Ramiro pushed out of the car. “I’m going through the front.”

“For fuck’s sake, wait—”

He shut the door on Diego’s protests. The hot asphalt burned his feet. The sun was still up, directly above that goddamn house, one that looked a lot like the one Summer had grown up in.

He heard shouting inside the house, and the sound of glass breaking as one of the cartel shot first.

Ramiro shot inside the broken window, then sank two into the handle of the front door, climbed the porch steps and kicked it open. He shot the man in the hall through the eye and moved through the short entryway to the living room.

The cartel hadn’t expected a frontal assault, and half didn’t yet have their guns out. Ramiro emptied his first gun into the room, accepting the burning in his hand. Blood spattered the coral walls and the white fucking couches. The TV that the men had been watching cracked and fell.

He dropped the gun when it clicked, dragging the next from his waistband as he shifted to the opposite wall. Bullets slammed into the entryway he’d abandoned, making Diego duck next to the broken front door. Ramiro shot the two men still standing even as Diego shot down the hall in the opposite direction, taking out a shooter Ramiro hadn’t seen.

Diego glared but nodded at him to take the lead.

Ramiro tilted his head toward the now quiet living room. “Make sure they’re all dead.”

More shots came from the opposite side of the house.

“Naz took the kitchen. Seb’s got the garage.”

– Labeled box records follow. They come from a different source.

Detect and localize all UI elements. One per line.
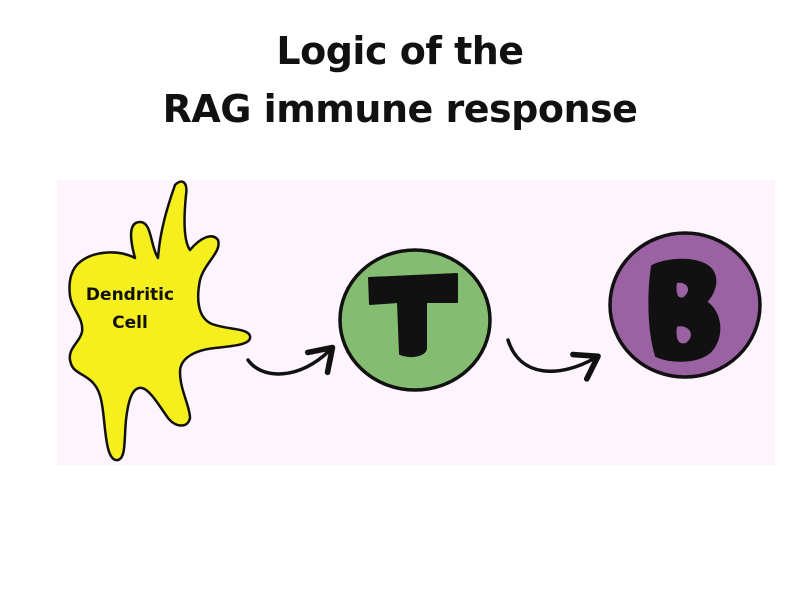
b-letter-icon: [648, 258, 721, 362]
dendritic-cell: Dendritic Cell: [68, 180, 252, 462]
t-cell: [338, 248, 492, 392]
dendritic-cell-shape: [68, 180, 252, 462]
title-line-2: RAG immune response: [162, 87, 638, 131]
dendritic-cell-label-line-2: Cell: [112, 313, 148, 333]
slide-title: Logic of the RAG immune response: [0, 22, 800, 138]
arrow-t-to-b: [506, 338, 601, 382]
b-cell: [608, 231, 762, 379]
dendritic-cell-label-line-1: Dendritic: [86, 285, 174, 305]
title-line-1: Logic of the: [276, 29, 524, 73]
t-letter-icon: [368, 273, 458, 357]
arrow-dendritic-to-t: [246, 344, 336, 376]
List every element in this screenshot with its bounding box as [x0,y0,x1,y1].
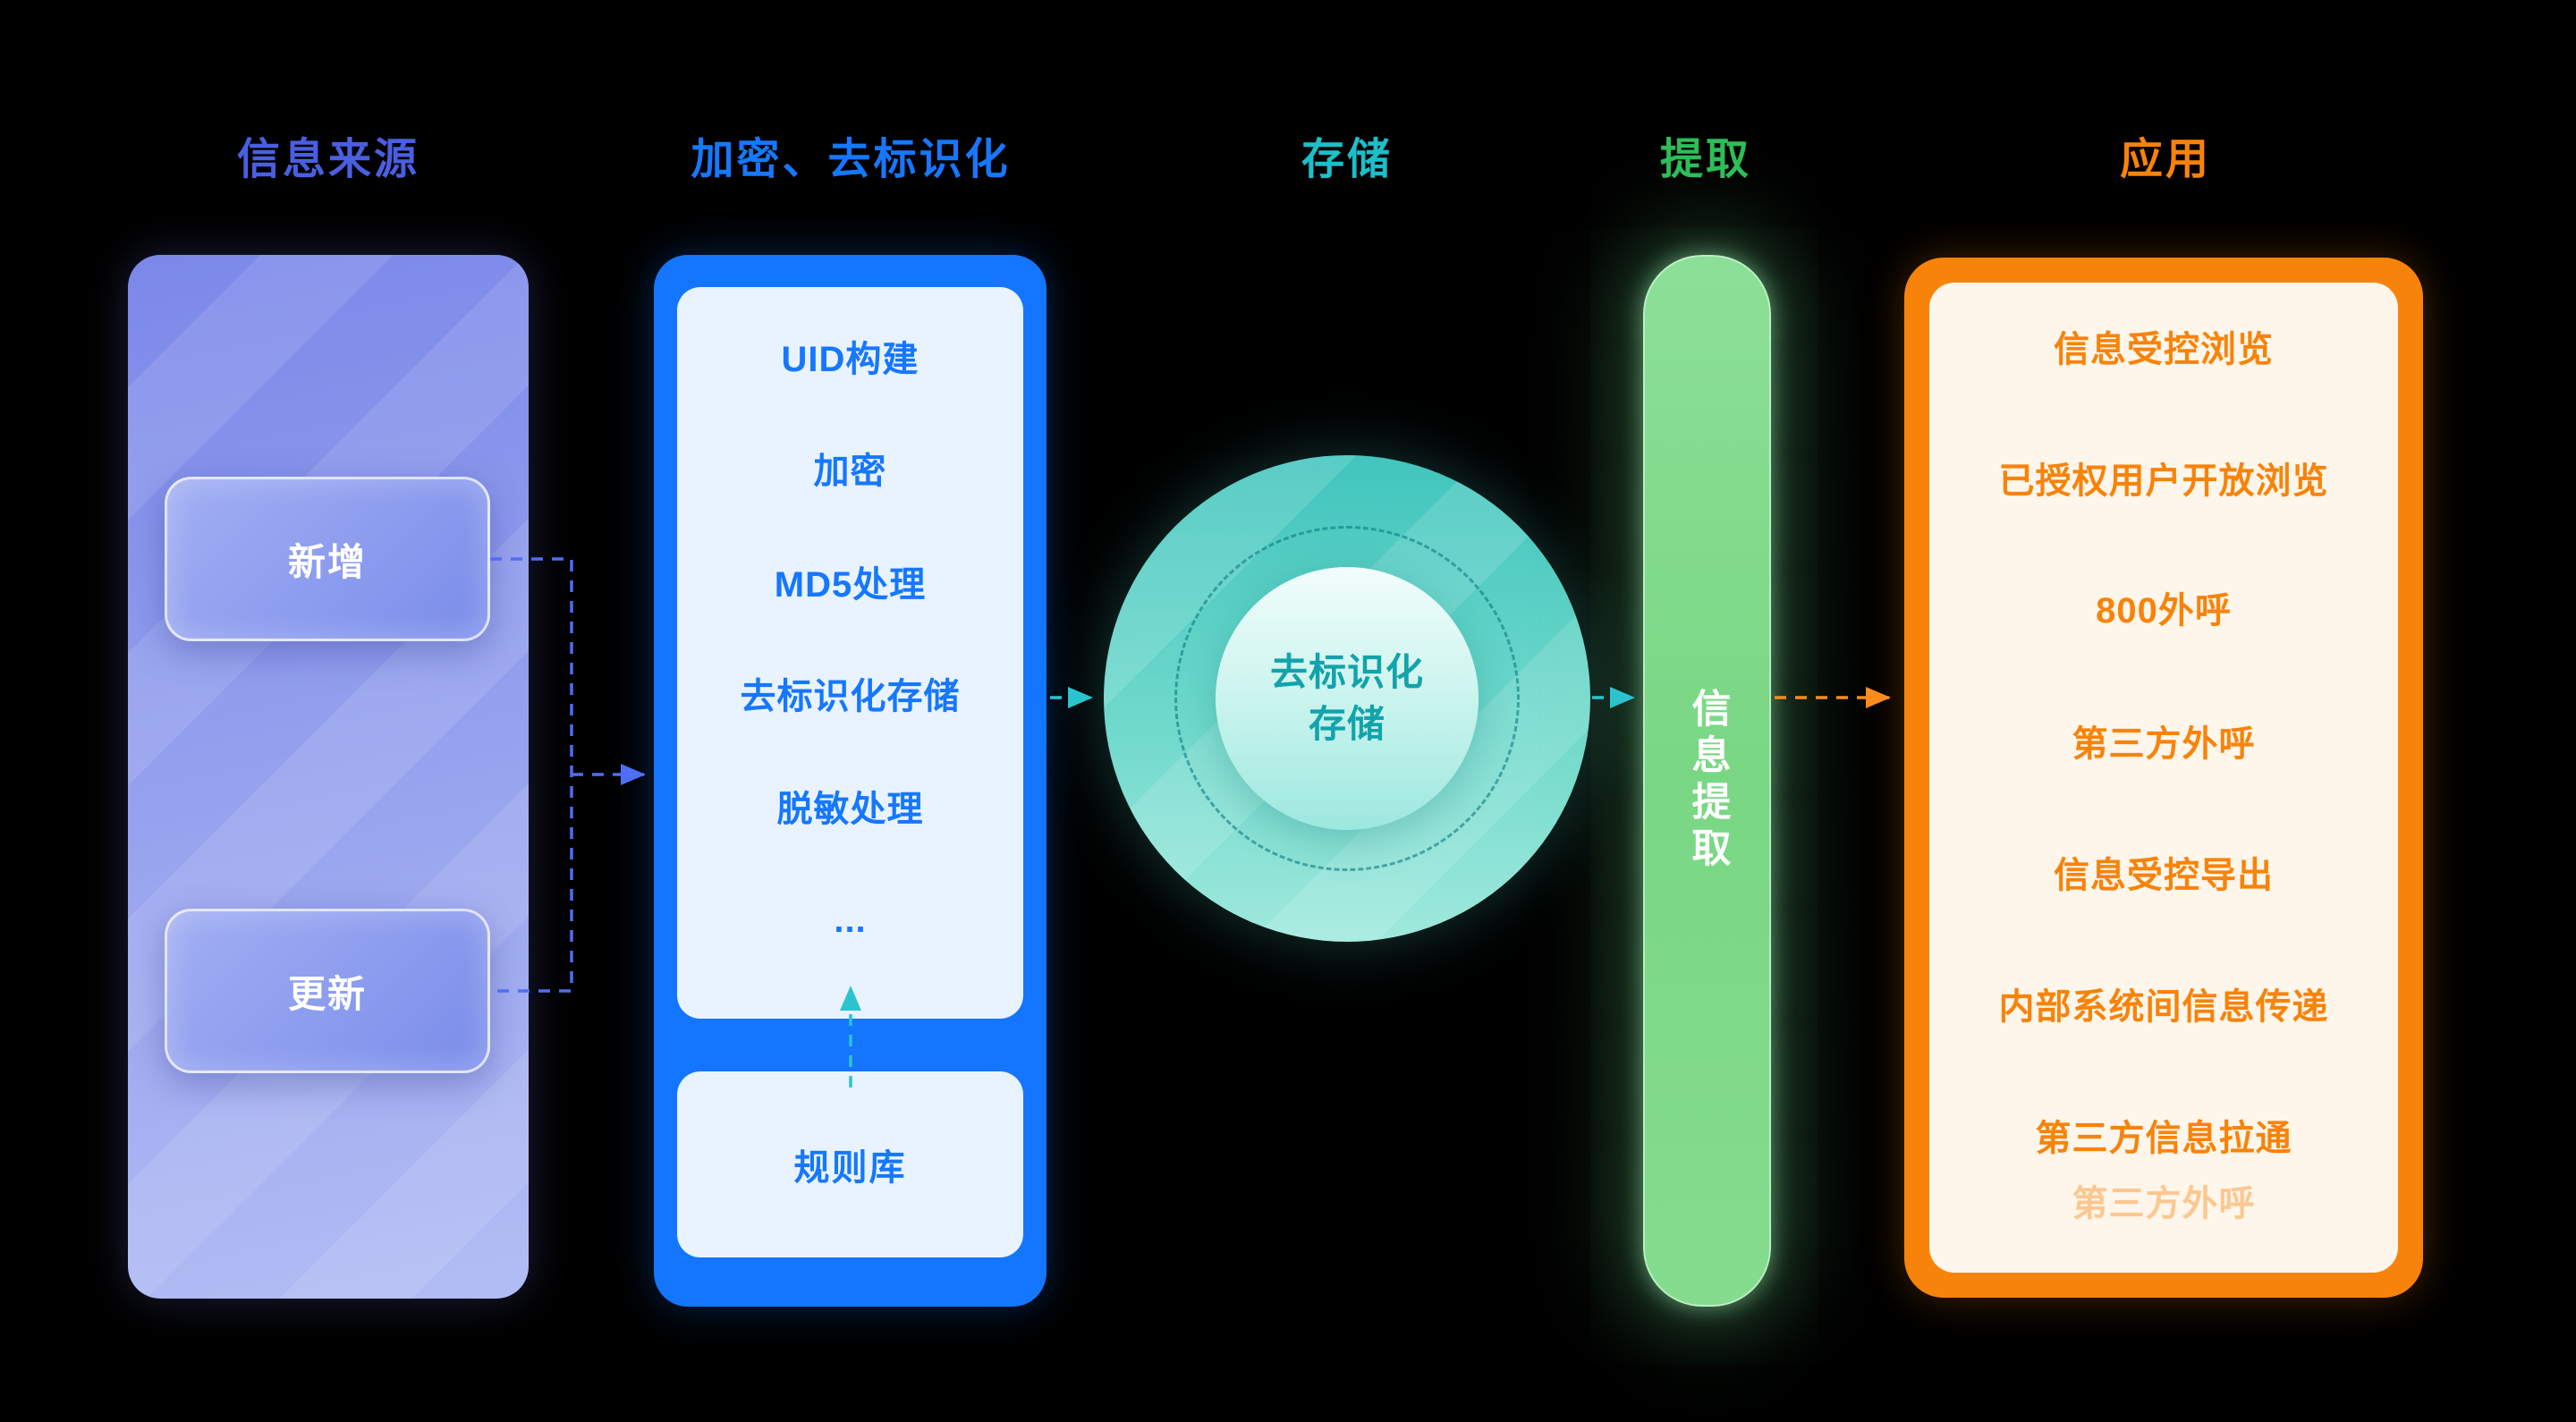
header-source: 信息来源 [236,136,420,183]
application-item-800-call: 800外呼 [2096,591,2232,631]
source-panel: 新增 更新 [128,255,529,1299]
application-panel: 信息受控浏览 已授权用户开放浏览 800外呼 第三方外呼 信息受控导出 内部系统… [1904,258,2423,1298]
encrypt-step-md5: MD5处理 [774,565,927,605]
extract-bar: 信息提取 [1643,255,1771,1307]
application-item-controlled-export: 信息受控导出 [2054,856,2274,895]
application-item-authorized-browse: 已授权用户开放浏览 [1998,461,2329,501]
encrypt-step-mask: 脱敏处理 [776,790,924,829]
header-encrypt: 加密、去标识化 [691,136,1011,183]
application-list: 信息受控浏览 已授权用户开放浏览 800外呼 第三方外呼 信息受控导出 内部系统… [1929,283,2398,1273]
encrypt-panel: UID构建 加密 MD5处理 去标识化存储 脱敏处理 ... 规则库 [654,255,1046,1307]
source-item-new: 新增 [165,477,490,641]
source-item-update: 更新 [165,909,490,1073]
extract-label: 信息提取 [1685,688,1730,874]
application-item-thirdparty-link: 第三方信息拉通 [2035,1119,2292,1158]
header-extract: 提取 [1659,136,1752,183]
application-item-thirdparty-call-2: 第三方外呼 [2072,1184,2256,1223]
header-application: 应用 [2119,136,2212,183]
storage-label-line1: 去标识化 [1269,651,1424,693]
encrypt-step-uid: UID构建 [781,340,919,379]
application-item-internal-transfer: 内部系统间信息传递 [1998,987,2329,1027]
encrypt-step-deidentify: 去标识化存储 [740,677,961,716]
rule-library-label: 规则库 [793,1148,907,1188]
encrypt-step-ellipsis: ... [834,901,867,940]
storage-dashed-ring [1174,526,1520,871]
storage-circle: 去标识化 存储 [1104,455,1590,942]
application-item-thirdparty-call: 第三方外呼 [2072,724,2256,764]
storage-inner-circle: 去标识化 存储 [1216,567,1479,830]
rule-library-card: 规则库 [677,1071,1023,1257]
encrypt-steps-card: UID构建 加密 MD5处理 去标识化存储 脱敏处理 ... [677,287,1023,1019]
storage-label-line2: 存储 [1308,703,1385,745]
header-storage: 存储 [1301,136,1394,183]
encrypt-step-encrypt: 加密 [813,452,887,491]
application-item-controlled-browse: 信息受控浏览 [2054,330,2274,369]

Ramiro nodded and headed deeper into the house, away from the shots. The doors down here looked like bedrooms. Ovidio’s taunting last words circled inside his head. He knew Ovidio Guzman well. He’d want a bed for the nightmare he’d promised to inflict.

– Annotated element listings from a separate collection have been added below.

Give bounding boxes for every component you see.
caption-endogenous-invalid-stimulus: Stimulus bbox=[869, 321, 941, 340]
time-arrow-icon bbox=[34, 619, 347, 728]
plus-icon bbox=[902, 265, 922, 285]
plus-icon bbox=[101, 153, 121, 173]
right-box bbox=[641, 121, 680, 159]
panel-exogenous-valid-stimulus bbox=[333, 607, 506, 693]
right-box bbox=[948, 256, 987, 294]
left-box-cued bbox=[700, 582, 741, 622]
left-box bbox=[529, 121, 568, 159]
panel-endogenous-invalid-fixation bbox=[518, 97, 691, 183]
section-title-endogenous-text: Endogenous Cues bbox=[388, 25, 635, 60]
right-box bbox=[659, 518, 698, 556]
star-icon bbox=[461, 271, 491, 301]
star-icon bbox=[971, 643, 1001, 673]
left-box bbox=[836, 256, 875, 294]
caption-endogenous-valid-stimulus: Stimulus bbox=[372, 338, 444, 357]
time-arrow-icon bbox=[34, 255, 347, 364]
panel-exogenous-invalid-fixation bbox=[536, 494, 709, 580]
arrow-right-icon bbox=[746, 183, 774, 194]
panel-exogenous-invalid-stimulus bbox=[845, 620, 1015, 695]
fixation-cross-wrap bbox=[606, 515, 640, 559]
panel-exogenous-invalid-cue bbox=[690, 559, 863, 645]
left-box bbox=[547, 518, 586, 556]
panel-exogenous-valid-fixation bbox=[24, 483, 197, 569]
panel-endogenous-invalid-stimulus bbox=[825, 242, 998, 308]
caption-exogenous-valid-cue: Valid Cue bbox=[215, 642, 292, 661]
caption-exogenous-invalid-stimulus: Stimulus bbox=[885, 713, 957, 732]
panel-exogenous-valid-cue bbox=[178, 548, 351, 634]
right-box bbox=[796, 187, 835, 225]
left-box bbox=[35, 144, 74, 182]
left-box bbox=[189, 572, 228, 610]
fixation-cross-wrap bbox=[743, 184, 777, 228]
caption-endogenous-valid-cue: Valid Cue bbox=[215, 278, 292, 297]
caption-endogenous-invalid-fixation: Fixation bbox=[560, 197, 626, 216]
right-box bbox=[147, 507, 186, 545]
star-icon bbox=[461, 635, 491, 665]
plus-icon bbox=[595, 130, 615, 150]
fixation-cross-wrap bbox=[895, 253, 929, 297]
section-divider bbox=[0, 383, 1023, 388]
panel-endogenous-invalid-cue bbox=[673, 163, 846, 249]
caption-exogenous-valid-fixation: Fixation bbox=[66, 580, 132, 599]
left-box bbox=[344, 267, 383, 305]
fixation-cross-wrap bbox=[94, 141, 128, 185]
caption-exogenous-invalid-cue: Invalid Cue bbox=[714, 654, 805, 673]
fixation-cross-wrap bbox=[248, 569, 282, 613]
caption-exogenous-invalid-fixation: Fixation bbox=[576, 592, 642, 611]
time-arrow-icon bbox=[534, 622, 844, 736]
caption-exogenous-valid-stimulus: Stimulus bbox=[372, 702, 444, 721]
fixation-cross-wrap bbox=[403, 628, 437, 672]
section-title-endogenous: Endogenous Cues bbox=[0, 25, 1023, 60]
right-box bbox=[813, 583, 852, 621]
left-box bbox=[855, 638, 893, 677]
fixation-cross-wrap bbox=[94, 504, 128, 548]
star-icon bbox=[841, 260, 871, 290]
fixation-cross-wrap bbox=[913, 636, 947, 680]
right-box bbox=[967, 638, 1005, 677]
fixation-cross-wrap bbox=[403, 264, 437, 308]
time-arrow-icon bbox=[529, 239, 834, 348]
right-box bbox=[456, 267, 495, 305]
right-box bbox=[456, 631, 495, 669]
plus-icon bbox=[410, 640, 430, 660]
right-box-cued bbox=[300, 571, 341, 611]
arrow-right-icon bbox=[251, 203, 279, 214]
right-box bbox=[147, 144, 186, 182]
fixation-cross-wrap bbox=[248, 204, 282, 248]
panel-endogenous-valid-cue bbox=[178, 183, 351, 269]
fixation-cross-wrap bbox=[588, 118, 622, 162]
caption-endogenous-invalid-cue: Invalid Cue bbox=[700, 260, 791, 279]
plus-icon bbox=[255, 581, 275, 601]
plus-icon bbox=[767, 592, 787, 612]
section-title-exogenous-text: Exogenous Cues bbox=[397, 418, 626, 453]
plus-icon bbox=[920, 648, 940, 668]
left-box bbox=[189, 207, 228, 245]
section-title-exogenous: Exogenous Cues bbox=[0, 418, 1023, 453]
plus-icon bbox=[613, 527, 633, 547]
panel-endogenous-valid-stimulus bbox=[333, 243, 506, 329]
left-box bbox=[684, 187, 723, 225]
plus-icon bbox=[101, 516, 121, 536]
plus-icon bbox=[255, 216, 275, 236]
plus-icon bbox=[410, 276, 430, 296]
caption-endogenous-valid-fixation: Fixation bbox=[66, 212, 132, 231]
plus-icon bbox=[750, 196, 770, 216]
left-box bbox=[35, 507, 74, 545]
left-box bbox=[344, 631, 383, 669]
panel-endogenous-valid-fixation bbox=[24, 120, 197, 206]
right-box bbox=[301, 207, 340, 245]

The knob turned on the first door, and inside were more men. The picture-perfect family framed in the hall took the bullet meant for him, and Ramiro took out three of the cartel. The next room was empty, but men poured into the hall from a third. Ramiro ducked into the frame of the empty room, squeezing off more shots as fire burned along his arm.

Diego added bullets from farther down the hall.

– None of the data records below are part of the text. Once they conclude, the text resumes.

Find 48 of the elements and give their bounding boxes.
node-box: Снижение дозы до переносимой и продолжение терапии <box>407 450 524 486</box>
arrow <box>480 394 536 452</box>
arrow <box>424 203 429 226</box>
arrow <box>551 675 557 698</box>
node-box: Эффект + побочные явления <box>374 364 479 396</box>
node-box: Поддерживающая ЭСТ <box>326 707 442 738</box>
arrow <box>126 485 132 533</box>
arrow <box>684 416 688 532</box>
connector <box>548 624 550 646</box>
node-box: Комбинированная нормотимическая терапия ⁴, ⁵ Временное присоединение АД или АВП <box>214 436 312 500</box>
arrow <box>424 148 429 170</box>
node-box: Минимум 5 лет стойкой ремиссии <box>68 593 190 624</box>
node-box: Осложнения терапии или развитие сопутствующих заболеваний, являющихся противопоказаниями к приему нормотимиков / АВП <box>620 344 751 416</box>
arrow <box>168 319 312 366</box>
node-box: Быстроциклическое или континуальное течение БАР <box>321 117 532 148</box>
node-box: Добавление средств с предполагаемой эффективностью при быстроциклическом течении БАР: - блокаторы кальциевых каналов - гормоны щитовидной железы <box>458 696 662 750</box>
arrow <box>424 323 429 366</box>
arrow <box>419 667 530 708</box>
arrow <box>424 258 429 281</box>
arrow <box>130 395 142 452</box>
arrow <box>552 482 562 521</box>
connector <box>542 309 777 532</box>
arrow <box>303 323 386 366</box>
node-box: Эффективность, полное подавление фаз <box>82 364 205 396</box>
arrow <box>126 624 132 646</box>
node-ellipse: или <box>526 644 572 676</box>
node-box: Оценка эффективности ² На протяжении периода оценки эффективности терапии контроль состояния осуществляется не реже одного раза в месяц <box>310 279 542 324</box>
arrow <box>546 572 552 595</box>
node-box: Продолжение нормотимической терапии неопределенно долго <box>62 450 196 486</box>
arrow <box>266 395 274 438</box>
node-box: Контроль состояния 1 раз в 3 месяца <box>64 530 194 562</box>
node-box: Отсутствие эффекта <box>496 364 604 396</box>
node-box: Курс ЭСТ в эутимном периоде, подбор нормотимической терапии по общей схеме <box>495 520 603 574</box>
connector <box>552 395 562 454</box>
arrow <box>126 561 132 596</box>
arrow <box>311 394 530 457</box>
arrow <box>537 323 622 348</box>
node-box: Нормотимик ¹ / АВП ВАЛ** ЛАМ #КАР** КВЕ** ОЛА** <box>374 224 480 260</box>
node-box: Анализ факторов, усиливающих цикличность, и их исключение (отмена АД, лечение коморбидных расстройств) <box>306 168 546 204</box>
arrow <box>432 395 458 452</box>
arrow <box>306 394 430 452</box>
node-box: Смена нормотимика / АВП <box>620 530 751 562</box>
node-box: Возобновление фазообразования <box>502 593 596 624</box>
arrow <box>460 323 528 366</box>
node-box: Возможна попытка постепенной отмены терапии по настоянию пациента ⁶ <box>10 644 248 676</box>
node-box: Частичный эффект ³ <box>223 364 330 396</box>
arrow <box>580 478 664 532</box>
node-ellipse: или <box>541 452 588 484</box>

The only sounds were from the guns and the men. Ramiro’s throat closed more and more when there were no distant sobs, no screams. Not that he wanted to hear Summer screaming, but at least screaming meant she was alive.

More than anything, he wanted Summer to call his name.

Silence fell over the house instead. Ramiro pushed forward to the last door down the hall. The door was locked. Diego kicked it in for him, backing up after.

Ovidio held a gun pointed down at Summer. Ramiro wanted more than anything to look at her, but he also couldn’t look, couldn’t see what he’d let happen.